You may use getenv, doing something like this:
std::string source_dir = getenv( "srcdir" );

Don't ever write something like this. It will generally crash,
since getenv returns a null pointer if the specified variable
isn't set (and "srcdir" generally isn't).

With regards to obtaining the full pathname of the executable,
something like this depends on whoever starts the executable
setting the appropriate variable.
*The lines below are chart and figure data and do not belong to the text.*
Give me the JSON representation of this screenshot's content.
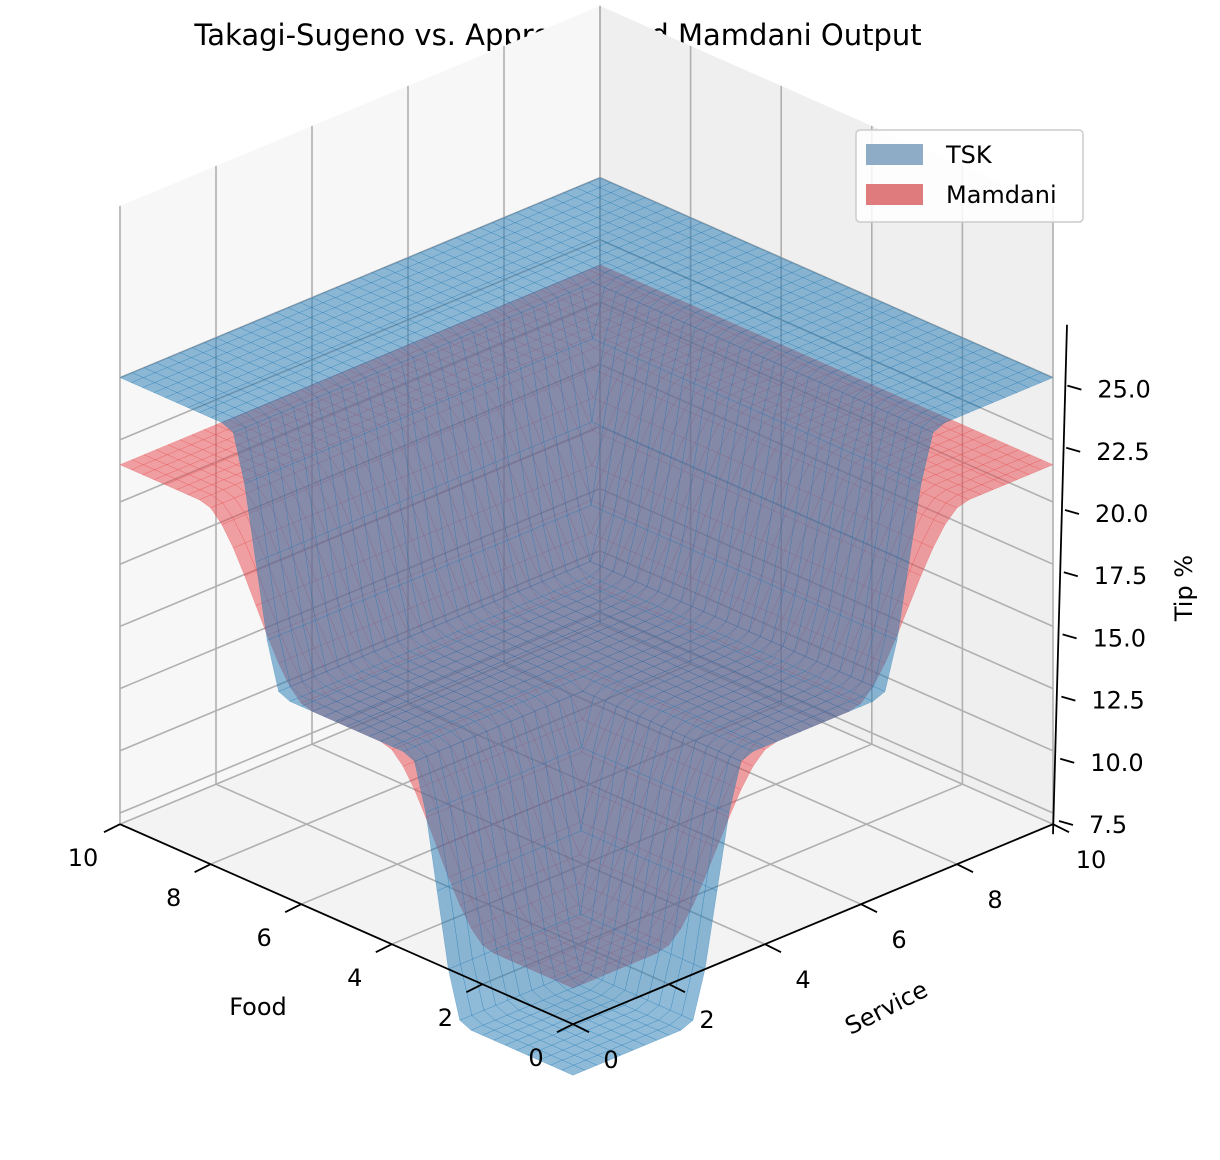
{
  "chart_data": {
    "type": "surface3d",
    "title": "Takagi-Sugeno vs. Approximated Mamdani Output",
    "xlabel": "Food",
    "ylabel": "Service",
    "zlabel": "Tip %",
    "x_ticks": [
      "0",
      "2",
      "4",
      "6",
      "8",
      "10"
    ],
    "y_ticks": [
      "0",
      "2",
      "4",
      "6",
      "8",
      "10"
    ],
    "z_ticks": [
      "7.5",
      "10.0",
      "12.5",
      "15.0",
      "17.5",
      "20.0",
      "22.5",
      "25.0"
    ],
    "xlim": [
      0,
      10
    ],
    "ylim": [
      0,
      10
    ],
    "zlim": [
      7.5,
      25.0
    ],
    "grid": true,
    "legend_position": "top-right",
    "series": [
      {
        "name": "TSK",
        "color": "#1f77b4",
        "legend_color": "#8facc6",
        "levels": [
          5,
          15,
          25
        ],
        "breakpoints": [
          [
            2.4,
            3.6
          ],
          [
            6.4,
            7.6
          ]
        ]
      },
      {
        "name": "Mamdani",
        "color": "#e8474b",
        "legend_color": "#e07b7d",
        "levels": [
          8.5,
          15,
          21.5
        ],
        "breakpoints": [
          [
            1.8,
            4.2
          ],
          [
            5.8,
            8.2
          ]
        ]
      }
    ]
  }
}
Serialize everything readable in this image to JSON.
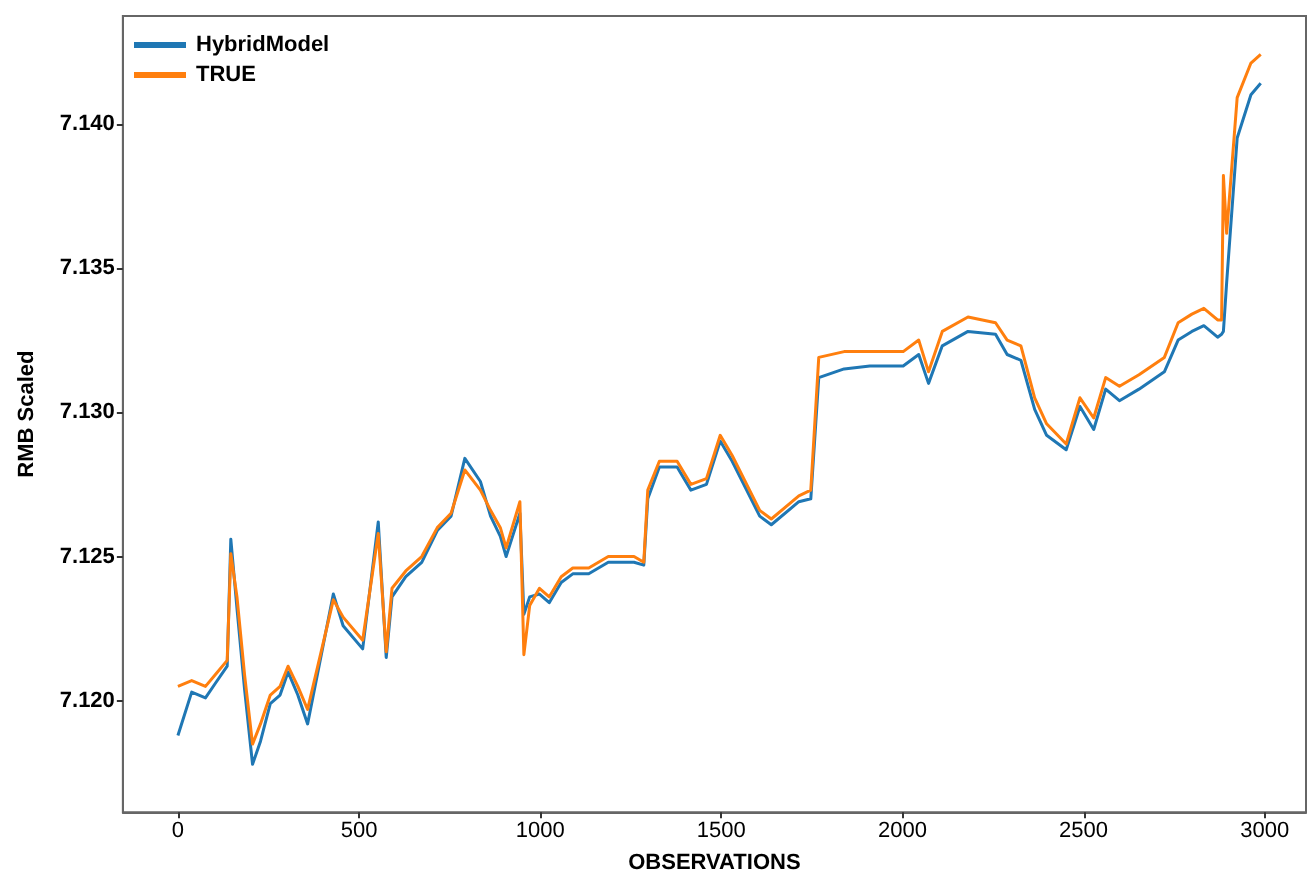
{
  "chart_data": {
    "type": "line",
    "xlabel": "OBSERVATIONS",
    "ylabel": "RMB Scaled",
    "x": [
      0,
      38,
      76,
      103,
      136,
      146,
      163,
      184,
      206,
      228,
      255,
      282,
      304,
      331,
      358,
      429,
      456,
      510,
      553,
      575,
      591,
      629,
      673,
      716,
      754,
      792,
      835,
      863,
      890,
      906,
      944,
      955,
      971,
      998,
      1025,
      1058,
      1090,
      1134,
      1161,
      1188,
      1221,
      1259,
      1286,
      1297,
      1329,
      1378,
      1416,
      1459,
      1497,
      1530,
      1606,
      1638,
      1714,
      1747,
      1769,
      1839,
      1910,
      2002,
      2045,
      2072,
      2110,
      2181,
      2257,
      2289,
      2327,
      2365,
      2398,
      2452,
      2490,
      2528,
      2561,
      2599,
      2653,
      2723,
      2761,
      2799,
      2832,
      2870,
      2881,
      2886,
      2895,
      2924,
      2962,
      2989
    ],
    "series": [
      {
        "name": "HybridModel",
        "color": "#1f77b4",
        "values": [
          7.1188,
          7.1203,
          7.1201,
          7.1206,
          7.1212,
          7.1256,
          7.1232,
          7.1204,
          7.1178,
          7.1186,
          7.1199,
          7.1202,
          7.121,
          7.1202,
          7.1192,
          7.1237,
          7.1226,
          7.1218,
          7.1262,
          7.1215,
          7.1236,
          7.1243,
          7.1248,
          7.1259,
          7.1264,
          7.1284,
          7.1276,
          7.1264,
          7.1257,
          7.125,
          7.1265,
          7.123,
          7.1236,
          7.1237,
          7.1234,
          7.1241,
          7.1244,
          7.1244,
          7.1246,
          7.1248,
          7.1248,
          7.1248,
          7.1247,
          7.127,
          7.1281,
          7.1281,
          7.1273,
          7.1275,
          7.129,
          7.1283,
          7.1264,
          7.1261,
          7.1269,
          7.127,
          7.1312,
          7.1315,
          7.1316,
          7.1316,
          7.132,
          7.131,
          7.1323,
          7.1328,
          7.1327,
          7.132,
          7.1318,
          7.1301,
          7.1292,
          7.1287,
          7.1302,
          7.1294,
          7.1308,
          7.1304,
          7.1308,
          7.1314,
          7.1325,
          7.1328,
          7.133,
          7.1326,
          7.1327,
          7.1328,
          7.1345,
          7.1395,
          7.141,
          7.1414
        ]
      },
      {
        "name": "TRUE",
        "color": "#ff7f0e",
        "values": [
          7.1205,
          7.1207,
          7.1205,
          7.1209,
          7.1214,
          7.1251,
          7.1236,
          7.1209,
          7.1185,
          7.1192,
          7.1202,
          7.1205,
          7.1212,
          7.1205,
          7.1197,
          7.1235,
          7.1229,
          7.1221,
          7.1258,
          7.1217,
          7.1239,
          7.1245,
          7.125,
          7.126,
          7.1265,
          7.128,
          7.1273,
          7.1266,
          7.126,
          7.1253,
          7.1269,
          7.1216,
          7.1233,
          7.1239,
          7.1236,
          7.1243,
          7.1246,
          7.1246,
          7.1248,
          7.125,
          7.125,
          7.125,
          7.1248,
          7.1273,
          7.1283,
          7.1283,
          7.1275,
          7.1277,
          7.1292,
          7.1285,
          7.1266,
          7.1263,
          7.1271,
          7.1273,
          7.1319,
          7.1321,
          7.1321,
          7.1321,
          7.1325,
          7.1314,
          7.1328,
          7.1333,
          7.1331,
          7.1325,
          7.1323,
          7.1305,
          7.1296,
          7.1289,
          7.1305,
          7.1298,
          7.1312,
          7.1309,
          7.1313,
          7.1319,
          7.1331,
          7.1334,
          7.1336,
          7.1332,
          7.1332,
          7.1382,
          7.1362,
          7.1409,
          7.1421,
          7.1424
        ]
      }
    ],
    "xlim": [
      -152,
      3114
    ],
    "xticks": [
      0,
      500,
      1000,
      1500,
      2000,
      2500,
      3000
    ],
    "ylim": [
      7.11614,
      7.14373
    ],
    "yticks": [
      {
        "value": 7.12,
        "label": "7.120"
      },
      {
        "value": 7.125,
        "label": "7.125"
      },
      {
        "value": 7.13,
        "label": "7.130"
      },
      {
        "value": 7.135,
        "label": "7.135"
      },
      {
        "value": 7.14,
        "label": "7.140"
      }
    ],
    "grid": false,
    "legend": "top left",
    "marker": "none",
    "line_style": "solid"
  }
}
Bash sets "_" to the full
path name, but I don't know of any other program which sets
anything, so unless you can guarantee that your program will
only be started by bash, you can't use this.

Look at
http://www.cplusplus.com/reference/clibrary/cstdlib/getenv.html,
that there are another examples.

Which very clearly says that getenv may return a null pointer,
so it cannot be used as an initializer for a string.

 

[James Kanze]

* James Kanze: [...]

Of course, this requirement is ignored more often than it
is met; Unix doesn't make the program name available in any
shape, form or fashion, and I don't think Windows does
either,

Huh?

From Windows SDK documentation:

LPTSTR WINAPI GetCommandLine(void);

The return value is a pointer to the command-line string for
the current process.

And when the process wasn't started from a command line?

...
Note The name of the executable in the command line that the
operating system provides to a process is not necessarily
identical to that in the command line that the calling process
gives to the CreateProcess function. The operating system may
prepend a fully qualified path to an executable name that is
provided without a fully qualified path.

So it seems Windows makes it available in some shape or
fashion ;-)

I seem to recall experimenting at one time with Windows, and
seeing exactly the behavior I got from Unix. And if I
understand the documentation of CreateProcess correctly, if I
call it with something like:

CreateProcess( "C:\\Hidden\\even more hidden\\myProg.exe",
"C:\\Documents and Settings\\James Kanze\\...",
// all the rest of the verbage...
) ;

GetCommandLine is going to return the second string, which
doesn't begin to give the slightest hint about where the actual
executable is situated. (On the other hand, given the number of
functions in the Windows interface, it wouldn't surprise me if
there wasn't one to return the first argument to CreateProcess
as well. And from the documentation, that might be enough.)

In sum, it's exactly like the situation in Unix: if the invoking
program collaborates (and the various command interpreters
generally do), then it works, but everything depends on the
invoking program.

 

[Joe Greer]

GetCommandLine is going to return the second string, which
doesn't begin to give the slightest hint about where the actual
executable is situated. (On the other hand, given the number of
functions in the Windows interface, it wouldn't surprise me if
there wasn't one to return the first argument to CreateProcess
as well. And from the documentation, that might be enough.)

GetModuleName() with a NULL will give you the exe-s name, but this
digresses from the topic.

joe